This project, supported by the U.S. Department of Energy’s Building America Program, is a case study in reaching zero energy within the affordable housing sector in cold climates. The design of the 1200 square foot, 3 bedroom Denver zero energy home carefully combines envelope efficiency, efficient equipment, appliances and lighting, and passive and active solar features to reach the zero energy goal.
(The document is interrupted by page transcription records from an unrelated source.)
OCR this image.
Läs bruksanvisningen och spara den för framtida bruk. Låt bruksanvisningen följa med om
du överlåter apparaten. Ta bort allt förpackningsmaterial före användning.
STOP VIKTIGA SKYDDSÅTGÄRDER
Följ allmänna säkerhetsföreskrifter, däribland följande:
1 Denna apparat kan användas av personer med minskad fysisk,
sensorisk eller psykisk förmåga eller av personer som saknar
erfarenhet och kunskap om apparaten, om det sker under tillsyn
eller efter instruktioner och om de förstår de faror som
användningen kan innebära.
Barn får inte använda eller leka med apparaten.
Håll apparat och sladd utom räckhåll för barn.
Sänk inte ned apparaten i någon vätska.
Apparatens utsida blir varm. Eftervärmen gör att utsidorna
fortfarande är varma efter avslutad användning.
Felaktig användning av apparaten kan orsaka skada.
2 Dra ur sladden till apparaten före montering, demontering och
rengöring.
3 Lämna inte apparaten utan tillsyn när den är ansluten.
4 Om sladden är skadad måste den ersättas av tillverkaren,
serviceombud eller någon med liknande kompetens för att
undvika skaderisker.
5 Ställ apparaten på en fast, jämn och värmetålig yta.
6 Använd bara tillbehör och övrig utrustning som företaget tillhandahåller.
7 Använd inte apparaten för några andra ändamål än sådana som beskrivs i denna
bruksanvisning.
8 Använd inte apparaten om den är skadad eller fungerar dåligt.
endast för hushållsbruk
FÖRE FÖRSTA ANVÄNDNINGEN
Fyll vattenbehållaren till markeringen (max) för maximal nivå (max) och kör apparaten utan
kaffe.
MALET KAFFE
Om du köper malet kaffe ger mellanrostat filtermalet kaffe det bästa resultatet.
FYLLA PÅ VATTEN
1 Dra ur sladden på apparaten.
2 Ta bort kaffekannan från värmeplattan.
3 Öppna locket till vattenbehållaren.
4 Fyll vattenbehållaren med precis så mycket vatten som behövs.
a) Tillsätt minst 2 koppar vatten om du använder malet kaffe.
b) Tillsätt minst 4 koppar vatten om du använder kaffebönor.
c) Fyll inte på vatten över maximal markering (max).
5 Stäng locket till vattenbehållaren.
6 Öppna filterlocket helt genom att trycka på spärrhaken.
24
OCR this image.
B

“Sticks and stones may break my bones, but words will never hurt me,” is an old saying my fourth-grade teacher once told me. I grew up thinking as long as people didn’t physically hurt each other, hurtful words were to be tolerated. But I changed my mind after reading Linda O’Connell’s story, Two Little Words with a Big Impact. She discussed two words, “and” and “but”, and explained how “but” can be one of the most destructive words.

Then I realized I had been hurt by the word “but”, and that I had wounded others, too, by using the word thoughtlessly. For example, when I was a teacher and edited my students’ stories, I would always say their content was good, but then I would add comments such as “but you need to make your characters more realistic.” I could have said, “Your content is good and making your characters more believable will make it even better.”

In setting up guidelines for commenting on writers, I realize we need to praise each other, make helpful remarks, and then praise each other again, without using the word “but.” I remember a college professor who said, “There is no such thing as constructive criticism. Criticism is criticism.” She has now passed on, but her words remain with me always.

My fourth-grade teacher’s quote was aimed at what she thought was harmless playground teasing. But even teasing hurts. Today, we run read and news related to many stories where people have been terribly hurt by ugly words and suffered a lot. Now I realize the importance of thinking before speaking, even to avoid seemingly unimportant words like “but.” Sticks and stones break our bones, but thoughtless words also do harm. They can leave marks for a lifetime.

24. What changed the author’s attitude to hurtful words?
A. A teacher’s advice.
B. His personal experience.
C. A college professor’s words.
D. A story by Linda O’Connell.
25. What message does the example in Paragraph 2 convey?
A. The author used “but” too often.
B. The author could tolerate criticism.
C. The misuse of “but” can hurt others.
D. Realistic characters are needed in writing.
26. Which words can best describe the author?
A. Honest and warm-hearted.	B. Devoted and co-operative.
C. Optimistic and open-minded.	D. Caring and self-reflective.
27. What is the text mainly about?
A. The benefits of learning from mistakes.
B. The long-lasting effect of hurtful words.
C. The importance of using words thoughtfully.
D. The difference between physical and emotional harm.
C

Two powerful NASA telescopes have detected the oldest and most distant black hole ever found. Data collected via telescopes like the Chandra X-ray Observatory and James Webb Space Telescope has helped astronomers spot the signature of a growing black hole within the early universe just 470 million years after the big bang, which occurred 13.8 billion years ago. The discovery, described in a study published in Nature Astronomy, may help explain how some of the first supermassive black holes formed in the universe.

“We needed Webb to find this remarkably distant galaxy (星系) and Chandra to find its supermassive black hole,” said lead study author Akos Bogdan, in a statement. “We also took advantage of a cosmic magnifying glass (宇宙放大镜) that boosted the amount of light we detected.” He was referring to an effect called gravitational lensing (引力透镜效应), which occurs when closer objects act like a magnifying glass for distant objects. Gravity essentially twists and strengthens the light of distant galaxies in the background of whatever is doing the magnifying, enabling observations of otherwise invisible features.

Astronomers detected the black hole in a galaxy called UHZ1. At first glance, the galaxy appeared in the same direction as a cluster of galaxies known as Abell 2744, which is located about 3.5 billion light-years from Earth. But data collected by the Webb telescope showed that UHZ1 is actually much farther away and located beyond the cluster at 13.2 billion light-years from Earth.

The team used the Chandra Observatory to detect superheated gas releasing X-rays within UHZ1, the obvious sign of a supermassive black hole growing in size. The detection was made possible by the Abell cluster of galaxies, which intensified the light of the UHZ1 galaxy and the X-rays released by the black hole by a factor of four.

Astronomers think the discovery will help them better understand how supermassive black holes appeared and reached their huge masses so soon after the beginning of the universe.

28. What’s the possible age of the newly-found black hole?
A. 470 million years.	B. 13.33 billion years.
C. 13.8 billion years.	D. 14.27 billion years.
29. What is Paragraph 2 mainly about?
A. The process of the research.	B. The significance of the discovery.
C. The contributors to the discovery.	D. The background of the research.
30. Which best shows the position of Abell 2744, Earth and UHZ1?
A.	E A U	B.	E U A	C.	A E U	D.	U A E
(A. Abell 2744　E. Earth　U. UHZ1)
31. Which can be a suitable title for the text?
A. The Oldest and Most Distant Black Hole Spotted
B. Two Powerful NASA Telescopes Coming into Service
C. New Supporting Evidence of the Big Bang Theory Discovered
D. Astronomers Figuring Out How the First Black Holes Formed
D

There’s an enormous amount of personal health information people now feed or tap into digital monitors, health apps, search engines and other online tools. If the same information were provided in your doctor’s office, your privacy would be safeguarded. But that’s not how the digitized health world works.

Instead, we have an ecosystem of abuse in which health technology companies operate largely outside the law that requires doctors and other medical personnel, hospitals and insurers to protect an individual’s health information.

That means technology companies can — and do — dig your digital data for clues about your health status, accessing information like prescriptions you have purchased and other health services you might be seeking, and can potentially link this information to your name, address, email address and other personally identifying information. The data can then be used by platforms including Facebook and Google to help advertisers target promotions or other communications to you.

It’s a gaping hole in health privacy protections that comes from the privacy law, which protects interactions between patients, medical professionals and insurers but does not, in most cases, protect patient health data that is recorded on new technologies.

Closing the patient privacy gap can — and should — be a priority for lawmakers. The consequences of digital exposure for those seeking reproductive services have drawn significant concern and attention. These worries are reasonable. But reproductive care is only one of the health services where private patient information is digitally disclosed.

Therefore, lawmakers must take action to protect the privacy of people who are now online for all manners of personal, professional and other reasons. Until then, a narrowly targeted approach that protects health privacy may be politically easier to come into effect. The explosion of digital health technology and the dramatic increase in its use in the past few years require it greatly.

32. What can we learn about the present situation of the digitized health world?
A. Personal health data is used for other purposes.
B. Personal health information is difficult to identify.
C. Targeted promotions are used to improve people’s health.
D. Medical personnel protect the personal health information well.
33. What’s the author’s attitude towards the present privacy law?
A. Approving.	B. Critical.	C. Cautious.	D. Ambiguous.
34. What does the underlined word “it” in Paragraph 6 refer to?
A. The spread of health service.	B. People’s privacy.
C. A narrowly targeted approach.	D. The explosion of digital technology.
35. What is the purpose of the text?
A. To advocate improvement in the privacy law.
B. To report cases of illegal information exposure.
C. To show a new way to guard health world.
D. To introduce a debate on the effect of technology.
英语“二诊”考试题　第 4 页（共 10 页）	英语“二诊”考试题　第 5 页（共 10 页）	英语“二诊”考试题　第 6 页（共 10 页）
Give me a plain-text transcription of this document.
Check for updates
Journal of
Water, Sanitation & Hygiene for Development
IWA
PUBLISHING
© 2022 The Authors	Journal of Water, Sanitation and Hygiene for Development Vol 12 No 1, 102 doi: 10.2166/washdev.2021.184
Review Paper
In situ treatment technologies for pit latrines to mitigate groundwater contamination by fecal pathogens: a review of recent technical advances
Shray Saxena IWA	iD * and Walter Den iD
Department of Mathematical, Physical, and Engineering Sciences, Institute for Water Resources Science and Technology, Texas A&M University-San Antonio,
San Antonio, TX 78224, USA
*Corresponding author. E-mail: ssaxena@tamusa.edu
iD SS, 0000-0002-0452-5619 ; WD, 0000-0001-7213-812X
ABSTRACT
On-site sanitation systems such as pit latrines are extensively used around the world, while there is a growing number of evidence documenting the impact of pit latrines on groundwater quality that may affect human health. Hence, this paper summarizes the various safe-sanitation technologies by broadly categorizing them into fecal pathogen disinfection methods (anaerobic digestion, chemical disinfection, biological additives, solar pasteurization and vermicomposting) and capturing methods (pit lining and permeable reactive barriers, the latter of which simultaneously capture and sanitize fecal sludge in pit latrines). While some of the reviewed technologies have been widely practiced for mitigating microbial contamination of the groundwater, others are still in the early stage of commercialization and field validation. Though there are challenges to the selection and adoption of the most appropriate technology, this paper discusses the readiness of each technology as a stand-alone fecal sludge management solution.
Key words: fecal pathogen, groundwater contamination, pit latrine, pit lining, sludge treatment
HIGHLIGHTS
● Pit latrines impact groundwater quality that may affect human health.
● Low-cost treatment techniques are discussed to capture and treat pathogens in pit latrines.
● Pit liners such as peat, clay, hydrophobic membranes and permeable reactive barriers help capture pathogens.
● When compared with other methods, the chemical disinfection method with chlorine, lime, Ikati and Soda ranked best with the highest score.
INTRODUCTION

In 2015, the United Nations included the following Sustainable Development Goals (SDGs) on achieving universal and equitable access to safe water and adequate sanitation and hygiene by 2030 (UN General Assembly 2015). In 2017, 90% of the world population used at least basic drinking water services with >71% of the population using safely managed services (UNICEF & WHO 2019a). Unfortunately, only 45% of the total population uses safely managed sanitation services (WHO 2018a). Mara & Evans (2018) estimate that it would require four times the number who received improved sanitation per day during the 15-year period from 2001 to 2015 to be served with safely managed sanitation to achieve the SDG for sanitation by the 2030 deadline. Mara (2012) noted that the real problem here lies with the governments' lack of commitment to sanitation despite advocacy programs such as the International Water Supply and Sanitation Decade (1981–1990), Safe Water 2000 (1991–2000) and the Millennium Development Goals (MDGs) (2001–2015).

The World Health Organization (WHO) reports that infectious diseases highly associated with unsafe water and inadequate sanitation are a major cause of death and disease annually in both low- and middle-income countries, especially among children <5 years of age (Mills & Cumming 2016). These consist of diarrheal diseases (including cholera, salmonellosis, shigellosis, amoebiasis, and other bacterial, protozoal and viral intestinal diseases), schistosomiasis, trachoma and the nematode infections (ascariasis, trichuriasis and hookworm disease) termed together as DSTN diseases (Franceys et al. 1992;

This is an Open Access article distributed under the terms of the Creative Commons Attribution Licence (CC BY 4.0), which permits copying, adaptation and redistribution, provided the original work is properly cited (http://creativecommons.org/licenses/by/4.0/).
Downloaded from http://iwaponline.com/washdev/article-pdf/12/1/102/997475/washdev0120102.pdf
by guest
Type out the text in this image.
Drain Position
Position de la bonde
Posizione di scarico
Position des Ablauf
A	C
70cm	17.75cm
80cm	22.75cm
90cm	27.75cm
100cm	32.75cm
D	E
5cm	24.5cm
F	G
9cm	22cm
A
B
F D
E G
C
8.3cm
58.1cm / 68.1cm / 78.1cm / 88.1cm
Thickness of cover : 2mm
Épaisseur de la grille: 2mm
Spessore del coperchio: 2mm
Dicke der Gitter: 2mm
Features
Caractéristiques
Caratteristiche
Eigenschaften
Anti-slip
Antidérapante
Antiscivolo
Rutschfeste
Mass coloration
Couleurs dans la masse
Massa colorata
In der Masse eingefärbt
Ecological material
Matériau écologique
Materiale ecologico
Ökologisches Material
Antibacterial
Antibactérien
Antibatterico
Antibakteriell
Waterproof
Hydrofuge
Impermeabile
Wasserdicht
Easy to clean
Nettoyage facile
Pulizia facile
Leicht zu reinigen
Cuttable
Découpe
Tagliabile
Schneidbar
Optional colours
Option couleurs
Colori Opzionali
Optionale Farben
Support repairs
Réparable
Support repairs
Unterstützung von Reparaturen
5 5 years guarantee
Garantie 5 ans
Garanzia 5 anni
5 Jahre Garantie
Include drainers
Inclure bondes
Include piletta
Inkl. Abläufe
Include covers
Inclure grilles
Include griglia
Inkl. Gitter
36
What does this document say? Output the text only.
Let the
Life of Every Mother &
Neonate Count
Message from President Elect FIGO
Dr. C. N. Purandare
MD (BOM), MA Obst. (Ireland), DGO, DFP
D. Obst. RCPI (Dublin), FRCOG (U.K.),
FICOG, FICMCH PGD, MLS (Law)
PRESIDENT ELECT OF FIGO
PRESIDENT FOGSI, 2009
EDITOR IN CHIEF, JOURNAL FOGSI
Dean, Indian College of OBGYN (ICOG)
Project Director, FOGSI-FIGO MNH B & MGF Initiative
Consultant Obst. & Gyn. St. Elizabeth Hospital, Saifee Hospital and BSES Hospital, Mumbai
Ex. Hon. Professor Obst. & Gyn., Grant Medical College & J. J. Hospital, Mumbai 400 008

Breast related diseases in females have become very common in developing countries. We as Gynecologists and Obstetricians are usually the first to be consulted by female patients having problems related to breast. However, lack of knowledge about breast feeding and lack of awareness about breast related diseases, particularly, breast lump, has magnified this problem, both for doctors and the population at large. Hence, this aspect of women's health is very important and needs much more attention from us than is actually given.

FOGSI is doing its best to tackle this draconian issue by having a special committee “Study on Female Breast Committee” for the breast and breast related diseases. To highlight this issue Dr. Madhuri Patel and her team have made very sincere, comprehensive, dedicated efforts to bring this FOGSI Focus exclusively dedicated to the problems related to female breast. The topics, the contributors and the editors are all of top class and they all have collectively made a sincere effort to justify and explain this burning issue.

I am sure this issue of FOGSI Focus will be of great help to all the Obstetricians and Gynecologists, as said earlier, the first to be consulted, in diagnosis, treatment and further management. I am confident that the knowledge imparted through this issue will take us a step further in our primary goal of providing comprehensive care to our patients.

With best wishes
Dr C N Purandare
From April 2006 through March 2007 the home’s 4kW PV system produced 5127 kWh of AC electricity. Only 3585 kWh of electricity and 57 therms of natural gas were used in the home during this period. On a source energy basis, the home produced 24% more energy than it used. The energy used for space heating, water heating, and lighting have been dramatically reduced through superinsulation, passive solar tempering, solar water heating, compact florescent lights and other efficiency measures. The energy used in the home is now dominated by appliance and plug loads determined by occupant choices and behavior. These loads constitute 58% of all the source energy used in the home. Because these loads are generally outside of the control of the home designer and vary considerably with different occupants, sizing a PV system to achieve zero net energy performance is challenging.
This case study demonstrates that it is possible to build efficient affordable zero energy homes in cold climates with standard building techniques and materials, simple mechanical systems, and off-the-shelf equipment.